WASHINGTON -- Medicare recipients would receive protection against catastrophic drug costs and the low-income elderly would get federal subsidies for all their prescription expenses under election-year legislation that Republicans intend to bring to the House floor by Memorial Day.
GOP officials, speaking on condition of anonymity, said Tuesday the legislation also will incorporate President Bush's proposal for government-issued prescription drug discount cards designed to reduce the cost of medicine for Medicare beneficiaries.
These officials said final details remain to be worked out on the bill, which envisions older Americans receiving coverage from private insurance companies in a market overseen by Medicare.
The program, which officials stressed would be voluntary, is expected to cost the government $350 billion over 10 years.
With House action several weeks away, GOP officials said Speaker Dennis Hastert, R-Ill., would commit his rank and file to a set of principles on Medicare and prescription drug coverage on Wednesday. The issues traditionally favor Democrats and are expected to play a major role in this fall's midterm elections, with control of the House at stake.
According to material prepared for release, Hastert was expected to stress a need to lower the cost of prescription drugs immediately and guarantee prescription drug coverage for all older people, as well as a stronger Medicare overall, with more choices and more savings.
"A fair and responsible plan must strengthen Medicare by ensuring the program can deliver necessary health care services, including the addition of an affordable and voluntary drug benefit under Medicare," it said.

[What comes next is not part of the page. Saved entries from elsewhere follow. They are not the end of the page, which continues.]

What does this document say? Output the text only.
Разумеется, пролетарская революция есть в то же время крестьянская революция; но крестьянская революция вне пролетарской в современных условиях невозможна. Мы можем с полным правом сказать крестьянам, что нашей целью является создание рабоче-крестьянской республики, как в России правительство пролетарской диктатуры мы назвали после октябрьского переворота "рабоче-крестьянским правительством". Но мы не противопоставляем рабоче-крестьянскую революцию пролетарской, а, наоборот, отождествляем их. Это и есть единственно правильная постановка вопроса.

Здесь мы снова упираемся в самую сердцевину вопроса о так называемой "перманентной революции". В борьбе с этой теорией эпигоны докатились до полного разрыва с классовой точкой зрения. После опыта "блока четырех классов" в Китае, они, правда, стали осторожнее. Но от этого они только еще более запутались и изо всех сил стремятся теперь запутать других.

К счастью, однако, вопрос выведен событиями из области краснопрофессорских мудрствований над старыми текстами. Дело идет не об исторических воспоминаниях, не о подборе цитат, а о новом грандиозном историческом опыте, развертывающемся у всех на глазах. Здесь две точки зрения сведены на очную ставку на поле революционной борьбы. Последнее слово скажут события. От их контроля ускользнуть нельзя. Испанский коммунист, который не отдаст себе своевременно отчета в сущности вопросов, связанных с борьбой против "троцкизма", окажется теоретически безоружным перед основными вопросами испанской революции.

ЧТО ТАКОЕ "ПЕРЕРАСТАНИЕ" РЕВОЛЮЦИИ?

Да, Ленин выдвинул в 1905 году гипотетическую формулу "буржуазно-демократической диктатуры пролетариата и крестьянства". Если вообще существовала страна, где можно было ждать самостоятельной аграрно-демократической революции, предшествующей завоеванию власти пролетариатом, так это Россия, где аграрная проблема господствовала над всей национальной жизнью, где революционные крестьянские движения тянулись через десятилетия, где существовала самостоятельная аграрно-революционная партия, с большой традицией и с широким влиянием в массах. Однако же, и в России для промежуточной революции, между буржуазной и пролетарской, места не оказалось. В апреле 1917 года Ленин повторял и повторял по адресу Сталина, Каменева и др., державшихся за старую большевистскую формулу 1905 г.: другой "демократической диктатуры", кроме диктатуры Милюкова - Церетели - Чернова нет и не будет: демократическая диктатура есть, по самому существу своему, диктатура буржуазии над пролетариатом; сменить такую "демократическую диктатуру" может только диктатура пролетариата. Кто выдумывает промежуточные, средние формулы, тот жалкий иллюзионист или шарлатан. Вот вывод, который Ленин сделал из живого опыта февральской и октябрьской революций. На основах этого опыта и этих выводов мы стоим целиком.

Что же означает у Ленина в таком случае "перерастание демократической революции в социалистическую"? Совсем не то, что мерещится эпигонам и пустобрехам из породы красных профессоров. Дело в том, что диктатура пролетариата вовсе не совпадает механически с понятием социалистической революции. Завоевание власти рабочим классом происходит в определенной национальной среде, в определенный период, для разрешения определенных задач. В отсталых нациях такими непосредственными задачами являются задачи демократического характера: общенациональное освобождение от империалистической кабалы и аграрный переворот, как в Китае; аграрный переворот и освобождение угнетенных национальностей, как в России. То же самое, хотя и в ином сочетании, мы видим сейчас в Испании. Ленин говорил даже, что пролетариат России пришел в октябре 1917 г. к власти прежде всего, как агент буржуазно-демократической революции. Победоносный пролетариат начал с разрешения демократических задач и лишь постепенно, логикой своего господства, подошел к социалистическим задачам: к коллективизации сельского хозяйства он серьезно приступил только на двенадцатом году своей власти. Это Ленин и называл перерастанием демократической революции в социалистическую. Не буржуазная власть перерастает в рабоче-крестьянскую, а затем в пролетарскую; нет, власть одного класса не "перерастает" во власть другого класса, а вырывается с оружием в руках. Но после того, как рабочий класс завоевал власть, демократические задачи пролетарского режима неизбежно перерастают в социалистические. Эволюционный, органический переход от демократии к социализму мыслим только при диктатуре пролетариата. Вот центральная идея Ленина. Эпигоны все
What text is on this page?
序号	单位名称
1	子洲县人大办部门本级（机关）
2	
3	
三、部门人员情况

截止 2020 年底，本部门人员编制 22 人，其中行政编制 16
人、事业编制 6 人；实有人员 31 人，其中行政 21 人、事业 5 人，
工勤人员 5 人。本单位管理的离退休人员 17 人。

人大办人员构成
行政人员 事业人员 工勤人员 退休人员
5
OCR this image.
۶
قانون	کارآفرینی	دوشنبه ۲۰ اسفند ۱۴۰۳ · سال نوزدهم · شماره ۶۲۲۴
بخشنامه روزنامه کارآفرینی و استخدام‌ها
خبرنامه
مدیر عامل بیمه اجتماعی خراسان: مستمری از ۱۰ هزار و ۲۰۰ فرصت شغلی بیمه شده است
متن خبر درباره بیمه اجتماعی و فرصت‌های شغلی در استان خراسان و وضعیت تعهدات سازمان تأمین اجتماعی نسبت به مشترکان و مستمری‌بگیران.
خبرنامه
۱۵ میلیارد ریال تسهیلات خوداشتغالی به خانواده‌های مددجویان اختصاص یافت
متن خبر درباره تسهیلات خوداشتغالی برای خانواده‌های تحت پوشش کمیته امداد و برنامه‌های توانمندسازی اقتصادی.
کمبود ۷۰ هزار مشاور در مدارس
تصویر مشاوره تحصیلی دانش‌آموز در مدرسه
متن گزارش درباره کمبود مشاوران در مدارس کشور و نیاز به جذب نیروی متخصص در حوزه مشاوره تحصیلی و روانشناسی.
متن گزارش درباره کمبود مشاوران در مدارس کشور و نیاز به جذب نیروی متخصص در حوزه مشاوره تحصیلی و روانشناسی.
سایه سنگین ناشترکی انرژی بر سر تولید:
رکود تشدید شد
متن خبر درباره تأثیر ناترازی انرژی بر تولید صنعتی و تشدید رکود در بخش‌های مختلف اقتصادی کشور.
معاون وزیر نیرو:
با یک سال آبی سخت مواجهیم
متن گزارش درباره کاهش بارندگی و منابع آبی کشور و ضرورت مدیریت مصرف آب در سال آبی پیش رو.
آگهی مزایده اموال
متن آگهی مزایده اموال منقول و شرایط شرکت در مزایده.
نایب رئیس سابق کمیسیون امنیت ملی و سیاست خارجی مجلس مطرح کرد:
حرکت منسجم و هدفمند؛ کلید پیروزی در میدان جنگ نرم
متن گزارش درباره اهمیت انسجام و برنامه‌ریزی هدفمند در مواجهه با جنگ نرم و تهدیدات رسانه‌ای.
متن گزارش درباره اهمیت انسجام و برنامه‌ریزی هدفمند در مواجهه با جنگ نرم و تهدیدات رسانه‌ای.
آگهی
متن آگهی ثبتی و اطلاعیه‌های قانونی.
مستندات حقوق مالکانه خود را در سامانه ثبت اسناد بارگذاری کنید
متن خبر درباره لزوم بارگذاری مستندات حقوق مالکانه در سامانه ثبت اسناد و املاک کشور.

Even before Republicans have released their legislation, Democrats were attacking it. "Unfortunately, for that amount of money you can't cover the people who need to be covered," said House Democratic Leader Dick Gephardt, D-Mo. He called it the same "warmed-over stuff we've seen before."
Many Democrats generally favor a uniform prescription drug benefit to be administered through Medicare.
The $350 billion that House Republicans have set aside over the next decade for prescription drug coverage contrasts with the $190 billion that Bush proposed and is well in excess of the $160 billion earmarked for a prescription drug bill that the GOP pushed through the House two years ago.
The result is a more robust federal benefit than Republicans endorsed in 2000.